Falando em Toyota, a fabricante japonesa também começou em outro ramo – e, exatamente como a Suzuki, seus primeiros produtos eram teares. Em 1924, Sakichi Toyoda inventou e patenteou o Toyoda G Model Automatic, cujo funcionamento era interrompido automaticamente quando qualquer problema era detectado – o que evitava acidentes e prejuízos com desperdício de materiais. Os teares ainda eram produzidos sob a marca Toyoda, com “d”.

Já em 1933 a Toyoda abriu sua divisão de veículos, iniciando o desenvolvimento de automóveis sob a direção do filho de Sakichi, Koiichi Toyoda. O primeiro carro de passageiros da marca foi o Toyoda A1.

O nome Toyota só viria a ser adotado em 1936, por insistência de Rizaburo Toyoda – que adotou o sobrenome após casar-se com a filha do fundador Sakichi Toyoda. Rizaburo preferia “Toyota” porque a palavra só precisa de oito pinceladas (8 é considerado o número da sorte no Japão) para ser escrito usando o alfabeto katakana; e também porque era um nome mais sonoro e marcante.

De fato a Toyota prosperou, mas não por sorte – ao longo das décadas, a fabricante construiu sua reputação baseada em custo-benefício, robustez mecânica e durabilidade. O Toyota Corolla é um dos carros mais vendidos do mundo, há uma porção de esportivos lendários em sua história, e a trajetória da Toyota no automobilismo é cheia de triunfos.

 

Mazda

Adorada pelos entusiastas graças ao divertidíssimo MX-5 Miata e ao fabuloso (e beberrão) motor Wankel, a Mazda tem sua origem em um material completamente distinto dos carros: a cortiça – material usado, principalmente, na fabricação de rolhas.

A Mazda foi fundada em 30 de janeiro 1920 como Toyo Cork Kogyo. A fábrica ficava na região de Hiroshima, onde é abundante a presença de sobreiros – a árvore cuja casca é a matéria prima da cortiça. Na época, a cortiça era utilizada principalmente na construção de navios e era um negócio lucrativo.

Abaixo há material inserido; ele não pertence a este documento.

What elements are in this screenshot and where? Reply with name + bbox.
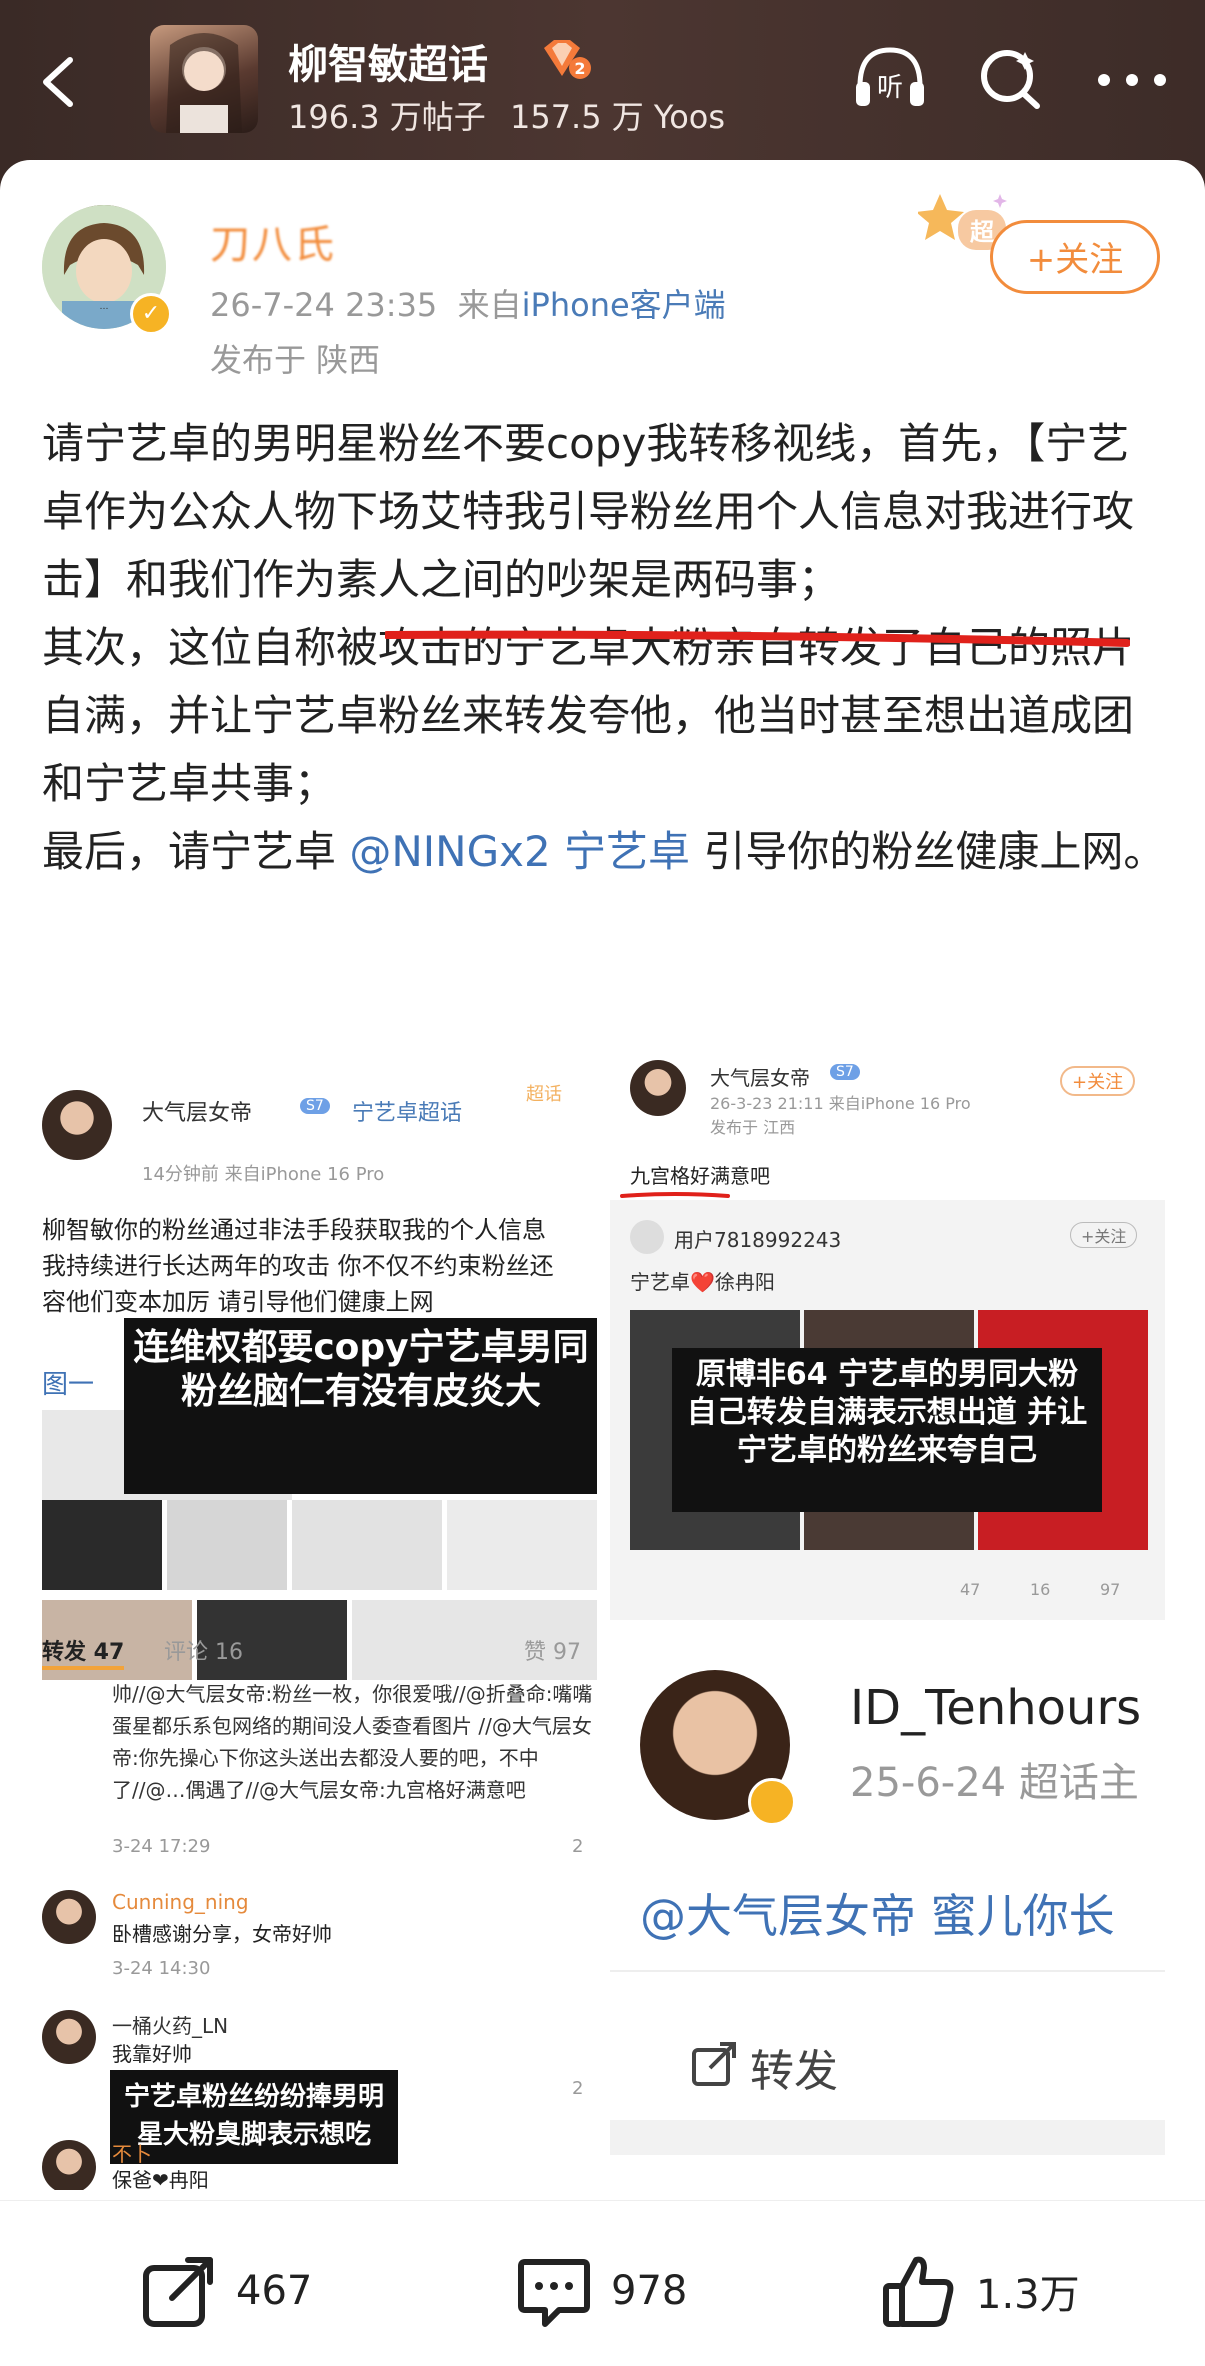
comment-count: 978 (611, 2268, 688, 2314)
comment-1-text: 卧槽感谢分享，女帝好帅 (112, 1922, 332, 1946)
comment-3-user: 不卜 (112, 2142, 152, 2166)
source-prefix: 来自 (457, 286, 522, 324)
overlay-caption-3: 原博非64 宁艺卓的男同大粉自己转发自满表示想出道 并让宁艺卓的粉丝来夸自己 (672, 1348, 1102, 1512)
overlay-caption-2: 宁艺卓粉丝纷纷捧男明星大粉臭脚表示想吃 (110, 2070, 398, 2164)
verified-icon: ✓ (130, 293, 172, 335)
embedded-text: 九宫格好满意吧 (630, 1164, 770, 1188)
embedded-time: 25-6-24 超话主 (850, 1760, 1139, 1806)
embedded-user: ID_Tenhours (850, 1680, 1142, 1736)
tab-repost[interactable]: 转发 47 (42, 1634, 125, 1670)
embedded-avatar (42, 1090, 112, 1160)
search-icon[interactable] (975, 42, 1045, 112)
level-badge-icon: 2 (540, 38, 592, 82)
comment-1-user: Cunning_ning (112, 1890, 249, 1914)
yoos-count: 157.5 万 Yoos (509, 98, 726, 136)
page: 柳智敏超话 2 196.3 万帖子 157.5 万 Yoos 听 … ✓ 刀八氏… (0, 0, 1205, 2366)
post-last-suffix: 引导你的粉丝健康上网。 (690, 827, 1166, 876)
embedded-user: 大气层女帝 (142, 1101, 253, 1126)
share-icon (692, 2042, 736, 2086)
follow-button[interactable]: +关注 (990, 220, 1160, 294)
listen-button[interactable]: 听 (850, 38, 930, 118)
embedded-line-2: 我持续进行长达两年的攻击 你不仅不约束粉丝还 (42, 1252, 554, 1280)
comment-1-time: 3-24 14:30 (112, 1958, 211, 1979)
embedded-screenshot-right-bottom[interactable]: ID_Tenhours 25-6-24 超话主 @大气层女帝 蜜儿你长 转发 (610, 1640, 1165, 2155)
topic-stats: 196.3 万帖子 157.5 万 Yoos (288, 92, 739, 138)
repost-stat-repost: 47 (960, 1580, 981, 1599)
embedded-tag: 宁艺卓超话 (352, 1101, 463, 1126)
comment-icon (518, 2259, 590, 2327)
embedded-side-label: 图一 (42, 1370, 95, 1400)
embedded-line-3: 容他们变本加厉 请引导他们健康上网 (42, 1288, 434, 1316)
verified-icon (748, 1778, 796, 1826)
level-badge-text: 2 (574, 59, 585, 78)
repost-stat-comment: 16 (1030, 1580, 1051, 1599)
repost-follow[interactable]: +关注 (1070, 1222, 1138, 1248)
repost-user: 用户7818992243 (674, 1228, 842, 1252)
more-icon[interactable] (1092, 60, 1172, 100)
comment-avatar (42, 2010, 96, 2064)
embedded-avatar (630, 1060, 686, 1116)
comment-2-user: 一桶火药_LN (112, 2014, 229, 2038)
embedded-text: @大气层女帝 蜜儿你长 (640, 1889, 1115, 1943)
embedded-user: 大气层女帝 (710, 1066, 810, 1090)
embedded-screenshot-right-top[interactable]: 大气层女帝 S7 26-3-23 21:11 来自iPhone 16 Pro 发… (610, 1060, 1165, 1620)
back-icon[interactable] (30, 52, 90, 112)
post-location: 发布于 陕西 (210, 341, 381, 379)
embedded-level: S7 (300, 1098, 330, 1114)
topic-title: 柳智敏超话 (288, 42, 488, 88)
thumbs-up-icon (883, 2256, 954, 2327)
repost-avatar (630, 1220, 664, 1254)
comment-3-text: 保爸❤冉阳 (112, 2168, 209, 2190)
embedded-thumb (447, 1500, 597, 1590)
comment-avatar (42, 2140, 96, 2190)
post-time: 26-7-24 23:35 (210, 286, 438, 324)
divider (610, 1970, 1165, 1972)
super-label: 超 (970, 218, 995, 246)
svg-text:…: … (100, 302, 109, 312)
embedded-line-1: 柳智敏你的粉丝通过非法手段获取我的个人信息 (42, 1216, 546, 1244)
repost-thread-time: 3-24 17:29 (112, 1836, 211, 1857)
repost-button[interactable]: 467 (140, 2251, 312, 2331)
repost-thread: 帅//@大气层女帝:粉丝一枚，你很爱哦//@折叠命:嘴嘴蛋星都乐系包网络的期间没… (112, 1682, 593, 1802)
action-bar: 467 978 1.3万 (0, 2200, 1205, 2366)
embedded-location: 发布于 江西 (710, 1118, 796, 1137)
embedded-likes: 赞 97 (524, 1640, 581, 1665)
post-count: 196.3 万帖子 (288, 98, 486, 136)
red-underline-mark (385, 630, 1130, 647)
embedded-thumb (292, 1500, 442, 1590)
post-last-prefix: 最后，请宁艺卓 (42, 827, 350, 876)
author-name[interactable]: 刀八氏 (210, 212, 336, 270)
divider (610, 2120, 1165, 2155)
embedded-follow[interactable]: +关注 (1060, 1066, 1136, 1096)
like-button[interactable]: 1.3万 (880, 2251, 1080, 2331)
comment-2-like-count: 2 (572, 2078, 584, 2099)
embedded-thumb (42, 1500, 162, 1590)
mention-link[interactable]: @NINGx2 宁艺卓 (349, 827, 690, 876)
embedded-repost-label[interactable]: 转发 (750, 2035, 838, 2099)
post-paragraph-3: 最后，请宁艺卓 @NINGx2 宁艺卓 引导你的粉丝健康上网。 (42, 818, 1167, 886)
post-paragraph-1: 请宁艺卓的男明星粉丝不要copy我转移视线，首先，【宁艺卓作为公众人物下场艾特我… (42, 419, 1135, 604)
repost-count: 467 (236, 2268, 313, 2314)
listen-label: 听 (877, 73, 903, 103)
post-meta: 26-7-24 23:35 来自iPhone客户端 (210, 280, 726, 326)
embedded-time: 26-3-23 21:11 来自iPhone 16 Pro (710, 1094, 971, 1113)
comment-button[interactable]: 978 (515, 2251, 687, 2331)
overlay-caption-1: 连维权都要copy宁艺卓男同粉丝脑仁有没有皮炎大 (124, 1318, 597, 1494)
share-icon (143, 2257, 213, 2327)
embedded-time: 14分钟前 来自iPhone 16 Pro (142, 1164, 385, 1185)
embedded-level: S7 (830, 1064, 860, 1080)
repost-stat-like: 97 (1100, 1580, 1121, 1599)
embedded-thumb (167, 1500, 287, 1590)
repost-text: 宁艺卓❤️徐冉阳 (630, 1270, 775, 1294)
tab-comment[interactable]: 评论 16 (164, 1634, 243, 1666)
post-source[interactable]: iPhone客户端 (522, 286, 726, 324)
comment-avatar (42, 1890, 96, 1944)
repost-thread-like-count: 2 (572, 1836, 584, 1857)
topic-avatar[interactable] (150, 25, 258, 133)
embedded-screenshot-left[interactable]: 大气层女帝 S7 宁艺卓超话 14分钟前 来自iPhone 16 Pro 超话 … (42, 1060, 597, 2190)
like-count: 1.3万 (976, 2272, 1080, 2318)
embedded-super-tag: 超话 (526, 1084, 562, 1105)
comment-2-text: 我靠好帅 (112, 2042, 192, 2066)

O fundador da empresa, Jujiro Matsuda, era engenheiro e foi responsável por uma série de inovações, incluindo um método mais rápido para fabricar placas de cortiça prensada. Gradativamente o foco da Toyo Cork Kogyo passou da cortiça às próprias máquinas industriais – o que levou a empresa a se chamar apenas Toyo Kogyo em 1927 (“Cork” significa “cortiça).

A produção de máquinas levou à criação do triciclo Mazda-Go, de 1931, que foi o primeiro veículo a utilizar o nome Mazda, contração do sobrenome Mitsuda que também refere-se à divindade Ahura Mazda, o Deus do Vento na religião persa do Zoroastrismo.

 

Hyundai

Símbolo do sucesso coreano na fabricação de automóveis, a Hyundai foi fundada em 1947 como uma empresa de construção civil – responsável por projetar e construir prédios, pontes, viadutos e estradas em países como Vietnã e Tailândia.

A expansão veio com incentivos do governo sul-coreano, o que possibilitou a fundação da Hyundai Motors em 1967. As divisões de aeronáutica e maquinário pesado foram fundadas pouco depois, na década de 1970.

Seu primeiro modelo foi um Ford – o Cortina, que era fabricado sob licença. Foi com o sucesso do Cortina que a Hyundai pode investir em um modelo próprio: o compacto Pony, de 1975. O Hyundai Pony foi o primeiro automóvel verdadeiramente sul coreano e tinha o inconfundível estilo de Giorgetto Giugiaro.